Melting Antarctic ice is a bigger problem than we thought

New satellite research has confirmed that Antarctica's ice is melting, but that it's more complicated than simply shrinking glaciers. For years, scientists have been concerned about the impact of climate change on ice changes and how that impacts sea level contribution from the continent. However, the sheer scale of Antarctica has made measuring that problematic.

"Antarctica is way too big to survey from the ground," Professor Andrew Shepherd, from the School of Earth and Environment at the University of Leeds, explains, "and we can only truly understand the trends in its ice cover by looking at the continent from space." He and a team from Leeds, the University of California San Diego, and the University of Maryland have instead been looking to satellite measurements to get to grips with the changing topography.

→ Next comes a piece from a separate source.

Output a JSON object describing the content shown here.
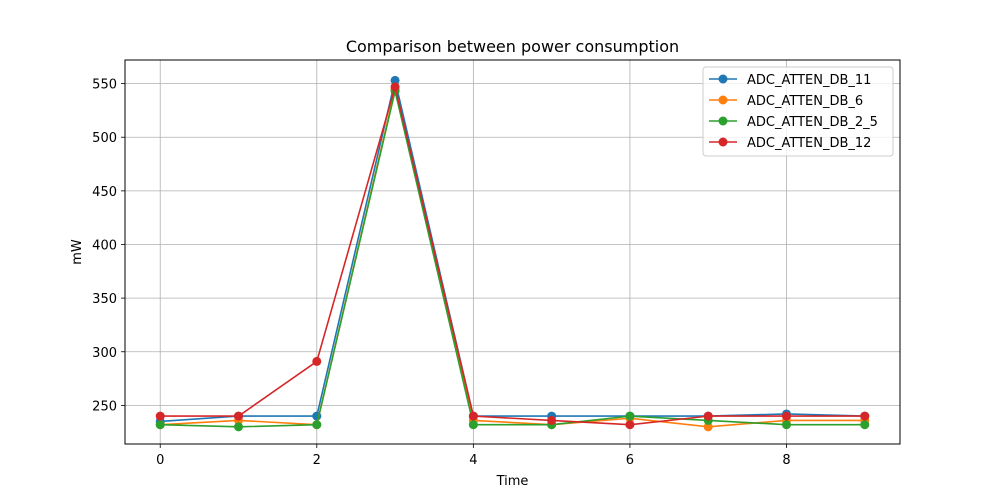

That's opened up decades-worth of data, and more than just how Antartica's glaciers have changed in terms of their outline. The satellite's observations have allowed the change of sea ice location, movement, and thickness to be tracked, for example. Changes in ice shelf thickness can also be followed.

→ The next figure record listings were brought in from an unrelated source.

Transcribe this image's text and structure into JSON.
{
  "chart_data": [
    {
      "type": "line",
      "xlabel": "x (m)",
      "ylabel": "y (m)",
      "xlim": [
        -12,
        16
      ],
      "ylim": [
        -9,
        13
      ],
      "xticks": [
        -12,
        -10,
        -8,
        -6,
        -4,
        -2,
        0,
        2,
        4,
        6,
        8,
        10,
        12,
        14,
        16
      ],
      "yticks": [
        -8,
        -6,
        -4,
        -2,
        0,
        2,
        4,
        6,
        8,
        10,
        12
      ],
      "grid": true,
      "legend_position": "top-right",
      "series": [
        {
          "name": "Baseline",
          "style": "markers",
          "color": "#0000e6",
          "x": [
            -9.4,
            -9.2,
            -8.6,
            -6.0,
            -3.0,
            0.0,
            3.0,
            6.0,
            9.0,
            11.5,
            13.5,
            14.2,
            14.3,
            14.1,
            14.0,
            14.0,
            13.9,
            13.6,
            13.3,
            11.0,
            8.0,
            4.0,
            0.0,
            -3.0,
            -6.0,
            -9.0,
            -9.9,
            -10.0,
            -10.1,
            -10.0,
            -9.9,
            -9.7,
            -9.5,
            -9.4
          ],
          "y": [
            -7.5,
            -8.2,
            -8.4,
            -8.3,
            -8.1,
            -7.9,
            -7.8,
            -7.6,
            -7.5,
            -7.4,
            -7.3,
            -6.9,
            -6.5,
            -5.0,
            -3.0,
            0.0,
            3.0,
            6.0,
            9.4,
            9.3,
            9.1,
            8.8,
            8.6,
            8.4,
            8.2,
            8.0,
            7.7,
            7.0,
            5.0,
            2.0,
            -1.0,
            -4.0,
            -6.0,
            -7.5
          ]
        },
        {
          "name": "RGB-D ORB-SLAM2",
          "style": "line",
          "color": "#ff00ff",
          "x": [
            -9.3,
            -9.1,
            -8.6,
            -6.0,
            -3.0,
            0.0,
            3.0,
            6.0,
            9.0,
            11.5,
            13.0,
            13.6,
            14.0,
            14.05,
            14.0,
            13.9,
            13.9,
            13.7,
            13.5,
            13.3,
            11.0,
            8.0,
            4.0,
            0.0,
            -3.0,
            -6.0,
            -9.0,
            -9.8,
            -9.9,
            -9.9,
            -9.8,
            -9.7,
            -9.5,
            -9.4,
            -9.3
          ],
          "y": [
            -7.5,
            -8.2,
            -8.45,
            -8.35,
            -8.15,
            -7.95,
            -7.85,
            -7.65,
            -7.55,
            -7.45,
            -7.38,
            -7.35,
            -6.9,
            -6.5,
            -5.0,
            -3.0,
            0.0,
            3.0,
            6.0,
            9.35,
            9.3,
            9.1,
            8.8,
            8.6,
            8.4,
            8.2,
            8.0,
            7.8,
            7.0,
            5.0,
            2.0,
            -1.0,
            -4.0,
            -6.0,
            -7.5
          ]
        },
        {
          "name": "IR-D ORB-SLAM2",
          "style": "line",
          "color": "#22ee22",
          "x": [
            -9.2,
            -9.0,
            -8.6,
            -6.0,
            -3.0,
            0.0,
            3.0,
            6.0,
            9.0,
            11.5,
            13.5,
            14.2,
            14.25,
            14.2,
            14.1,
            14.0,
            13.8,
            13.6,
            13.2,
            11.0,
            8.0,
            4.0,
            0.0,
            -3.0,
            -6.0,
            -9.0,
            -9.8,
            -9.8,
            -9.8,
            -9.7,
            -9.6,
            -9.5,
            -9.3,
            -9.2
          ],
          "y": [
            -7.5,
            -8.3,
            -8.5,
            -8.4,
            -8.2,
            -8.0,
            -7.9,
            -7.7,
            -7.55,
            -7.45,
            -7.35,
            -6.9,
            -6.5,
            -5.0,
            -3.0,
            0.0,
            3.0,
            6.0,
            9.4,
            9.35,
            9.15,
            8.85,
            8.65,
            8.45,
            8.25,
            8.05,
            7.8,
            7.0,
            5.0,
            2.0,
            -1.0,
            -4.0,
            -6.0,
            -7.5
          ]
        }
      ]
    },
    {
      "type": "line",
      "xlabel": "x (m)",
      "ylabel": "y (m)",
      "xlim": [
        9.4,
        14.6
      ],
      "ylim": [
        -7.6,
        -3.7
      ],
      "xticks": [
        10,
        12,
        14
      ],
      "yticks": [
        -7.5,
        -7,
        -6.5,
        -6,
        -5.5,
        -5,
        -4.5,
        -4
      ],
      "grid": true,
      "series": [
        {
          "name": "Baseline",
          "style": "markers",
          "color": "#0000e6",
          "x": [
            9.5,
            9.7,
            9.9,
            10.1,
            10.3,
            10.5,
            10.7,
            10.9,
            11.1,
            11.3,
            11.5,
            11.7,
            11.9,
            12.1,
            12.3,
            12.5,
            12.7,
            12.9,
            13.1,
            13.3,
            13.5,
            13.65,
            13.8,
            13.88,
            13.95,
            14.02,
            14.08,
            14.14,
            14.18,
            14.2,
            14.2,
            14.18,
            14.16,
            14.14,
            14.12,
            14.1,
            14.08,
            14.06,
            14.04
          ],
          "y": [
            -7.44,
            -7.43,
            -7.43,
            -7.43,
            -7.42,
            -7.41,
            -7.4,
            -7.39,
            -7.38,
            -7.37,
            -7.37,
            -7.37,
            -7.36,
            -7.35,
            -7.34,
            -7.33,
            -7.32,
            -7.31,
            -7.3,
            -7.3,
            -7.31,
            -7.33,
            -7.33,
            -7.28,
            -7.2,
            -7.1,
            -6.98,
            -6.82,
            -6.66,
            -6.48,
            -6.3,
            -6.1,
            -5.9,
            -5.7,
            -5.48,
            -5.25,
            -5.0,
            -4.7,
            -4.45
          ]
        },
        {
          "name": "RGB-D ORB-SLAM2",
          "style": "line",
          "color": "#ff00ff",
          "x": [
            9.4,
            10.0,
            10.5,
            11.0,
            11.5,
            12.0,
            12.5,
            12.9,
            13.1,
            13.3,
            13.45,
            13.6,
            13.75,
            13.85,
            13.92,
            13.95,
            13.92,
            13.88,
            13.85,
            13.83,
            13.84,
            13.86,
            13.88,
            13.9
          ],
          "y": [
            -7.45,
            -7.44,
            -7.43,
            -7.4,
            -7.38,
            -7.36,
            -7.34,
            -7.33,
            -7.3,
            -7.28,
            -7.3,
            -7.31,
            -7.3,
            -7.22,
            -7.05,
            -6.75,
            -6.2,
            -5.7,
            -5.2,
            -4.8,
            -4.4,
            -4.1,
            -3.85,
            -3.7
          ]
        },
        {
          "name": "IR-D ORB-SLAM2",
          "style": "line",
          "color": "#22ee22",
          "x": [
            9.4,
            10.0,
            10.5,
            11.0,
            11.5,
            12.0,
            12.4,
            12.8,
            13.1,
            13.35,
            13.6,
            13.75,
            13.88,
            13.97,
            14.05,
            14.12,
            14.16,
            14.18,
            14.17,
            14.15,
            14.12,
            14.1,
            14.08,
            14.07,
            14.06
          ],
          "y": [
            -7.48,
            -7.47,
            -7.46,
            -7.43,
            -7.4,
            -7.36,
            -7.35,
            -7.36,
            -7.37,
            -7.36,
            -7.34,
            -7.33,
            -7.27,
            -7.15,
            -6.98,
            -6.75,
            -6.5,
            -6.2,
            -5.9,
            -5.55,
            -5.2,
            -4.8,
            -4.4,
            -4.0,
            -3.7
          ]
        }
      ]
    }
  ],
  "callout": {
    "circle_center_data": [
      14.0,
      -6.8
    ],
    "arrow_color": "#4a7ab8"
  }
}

The conclusions suggest it's far more complicated – and potentially ominous – than blunter analysis of the impact of climate change might have had us believe. The total area of sea ice surrounding the continent has changed relatively little since satellite measurements first began, for example. However, ice shelf and sea ice thinning has led to a huge increase in water being added.

Warmer water has already melted ice shelves in West Antarctica, for instance; some are now as much as 18-percent thinner than they were in the early 1990s. Rising air temperatures at the Antarctic Peninsula, for example, have caused ice shelf collapse. Overall, more than 13,000 square miles of ice shelf area is believed to have been lost since the 1950s.

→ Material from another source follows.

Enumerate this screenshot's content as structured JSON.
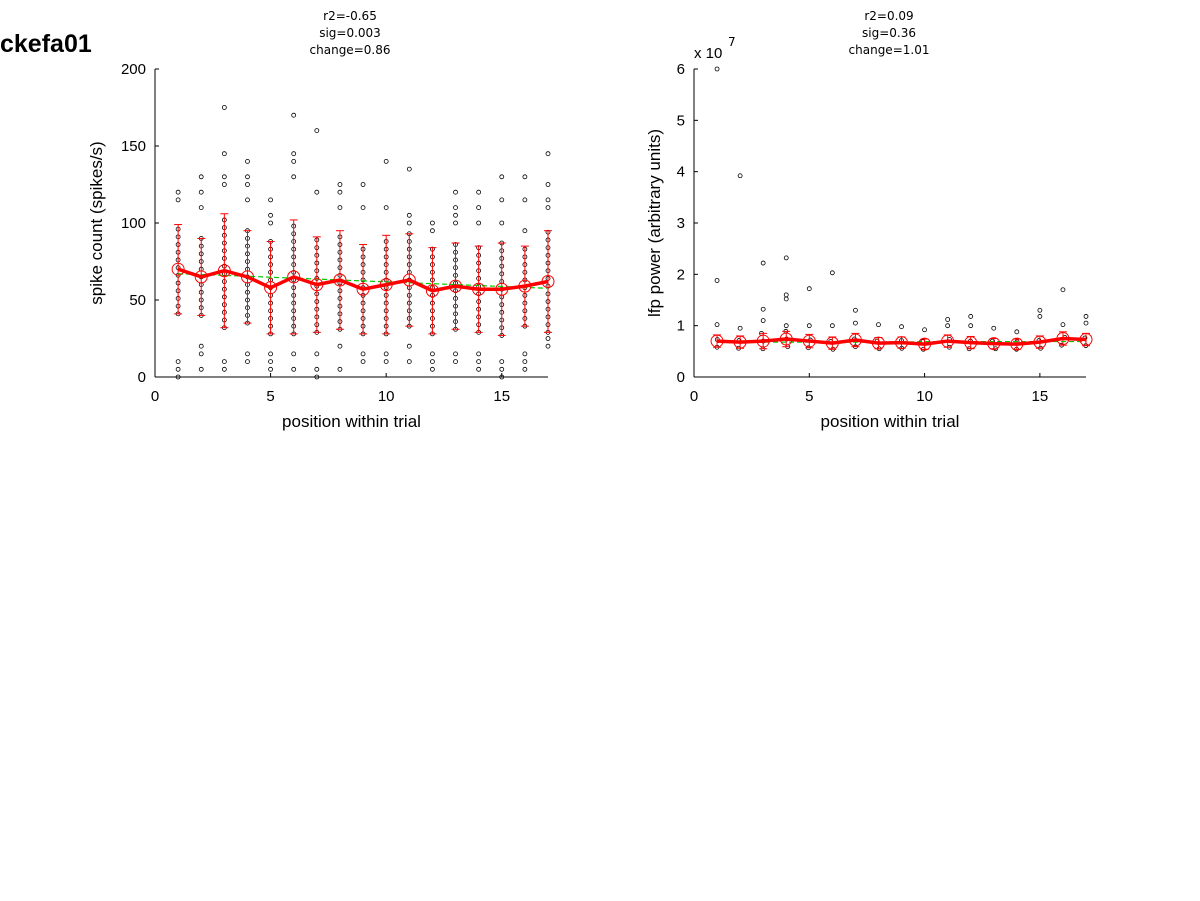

In turn, there's a knock-on result for glacier changes. "Although breakup of the ice shelves does not contribute directly to sea-level rise – since ice shelves, like sea ice, are already floating – we now know that these breakups have implications for the inland ice," Professor Helen Amanda Fricker, of the Scripps Institution of Oceanography at UC San Diego, says of the findings, "without the ice shelf to act as a natural buffer, glaciers can flow faster downstream and out to sea."

It's not a small change, either. Ice shelves have been thinning by up to 20 feet per year in the Amundsen Sea. That in turn has caused two glaciers to accelerate by 0.93 miles per year. Scientists estimate that together they could raise sea levels by over three feet.

The researchers are now looking to new satellites, including ICESat-2, to better track the changing Antarctic conditions. The full report has been published in Nature.